Pokémon Omega Ruby Review

Pokémon Omega Ruby Review Screenshot 1

Pokémon is in my opinion, the biggest RPG franchise there has been in gaming, selling millions in each of it’s iterations. It is also viewed as a kids game, it’s anime playing on kids tv channels, plush dolls of Pikachu selling in any good game shop along with the card game. While I am not a mega fan, I am happy to admit I did love the recent game Pokémon X/Y. It came out during the 3ds’s resurgence to prominence from obscurity.  Curiously, I admit I hadn’t played a Pokémon game since Pokémon Snap on the N64, but I was wanting to give it a go again, and the result has been, I have been converted to a fan. So naturally, I had to pre-order the newest addition.

These new games are remakes of the Ruby/Sapphire games that appeared on the Game Boy Advance ten years or so ago, new graphics, new areas, new challenges and new things to do have all been added to these games, it certainly is a nice addition to the 3DS catalogue of games. As said previously, Pokémon games sell by the million easily, and this one has been no different, pre orders surpassing the X and Y pre orders, it’s obvious why this game was made, but is it worthwhile for a player, not just an avid Pokémon fan?

Pokémon Omega Ruby Review Screenshot 2

If you don’t know how a Pokémon game plays or can’t even guess how one plays, then yes, close this review and never read any of my reviews again!
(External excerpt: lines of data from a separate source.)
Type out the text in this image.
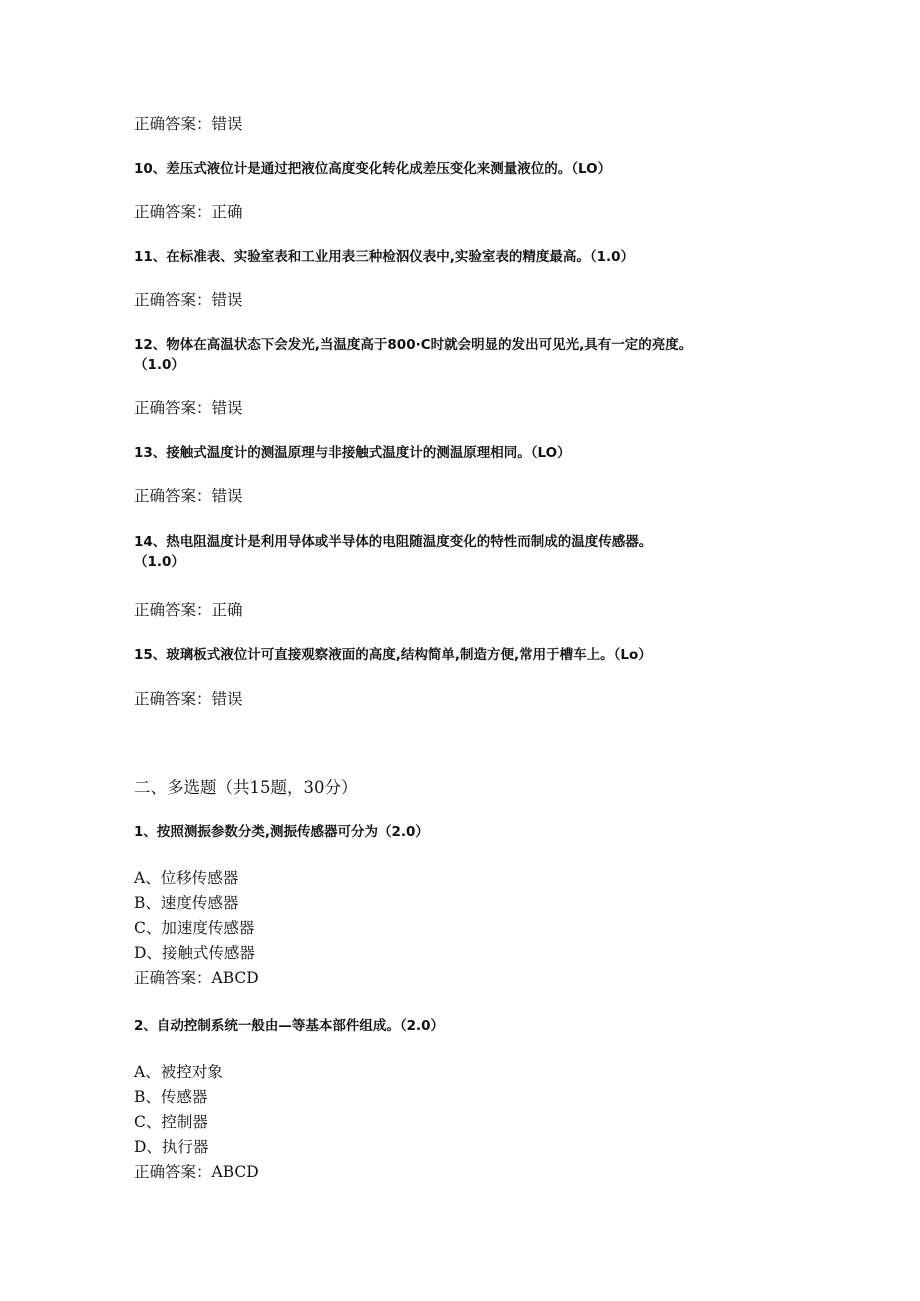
正确答案：错误
10、差压式液位计是通过把液位高度变化转化成差压变化来测量液位的。（LO）
正确答案：正确
11、在标准表、实验室表和工业用表三种检泅仪表中,实验室表的精度最高。（1.0）
正确答案：错误
12、物体在高温状态下会发光,当温度高于800·C时就会明显的发出可见光,具有一定的亮度。
（1.0）
正确答案：错误
13、接触式温度计的测温原理与非接触式温度计的测温原理相同。（LO）
正确答案：错误
14、热电阻温度计是利用导体或半导体的电阻随温度变化的特性而制成的温度传感器。
（1.0）
正确答案：正确
15、玻璃板式液位计可直接观察液面的高度,结构简单,制造方便,常用于槽车上。（Lo）
正确答案：错误
二、多选题（共15题，30分）
1、按照测振参数分类,测振传感器可分为（2.0）
A、位移传感器
B、速度传感器
C、加速度传感器
D、接触式传感器
正确答案：ABCD
2、自动控制系统一般由—等基本部件组成。（2.0）
A、被控对象
B、传感器
C、控制器
D、执行器
正确答案：ABCD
Pokémon is a gamer’s game, it’s a simple RPG, but also a competitive team building game of complex and indeed over thought and cheap online battling. I don’t like the online battling system really, people go to doing the winning strategies instantly and I like playing the game with the little monsters I like, making me terrible at it, breaking the experience for me.

Back to the single player, the story is the same as any other Pokémon game, you are a young adult leaving home with a starter Pokémon to adventure and collect your gym badges and indeed collect them all. At the same time you meet a team of baddies who are setting out to destroy the world you are living in, you battle them until they are finished and so on.

The story line is basically the same, also the game play is just the same, collecting levelling up your chosen team and traveling from town to town battling strangers and progressing the story. Simple stuff eh, but I must say this one has had me addicted over the previous episode much more.

Pokémon Omega Ruby Review Screenshot 3

I find myself compulsively playing this, not wanting to put it down, there’s just a lot to do and a lot to enjoy, fatigue can happen of it, but rarely. I think the setting is good, Hoenn is an island of variety, there’s so many different things happening. There differences from X and Y are obvious, from the Dexnav, a screen showing all the Pokémon that has been caught in one area, a new sneaking mechanic for catching new Pokémon, secret bases  work like a house in Animal Crossing, also a show thing where your cuteness of your Pokémon win prizes for you. I am sure you can see what would excite more for me, I don’t need a Pokémon secrete base or fashion show really.

What really excites me is the new Pokémon and mega evolutions, the different Pokémon to catch vary from legendary Pokémon not available in the previous game, the mega evolutions have been expanded to become a much wider variety, I don’t want to spoil them here, but you can find them out for yourself on the web, some of them are great. Putting everything together with the idea that there are a lot of spoileri-sh surprises I am not really willing to reveal in my review, you can see there is a lot of content.

I would put forward overall it is good content and there is easily more than forty hours worth of game play on the cartridge, more if you are a person who loves getting everything done to the maximum.  I cannot think of a better game to get for a kid this Christmas, it certainly made this big kid happy!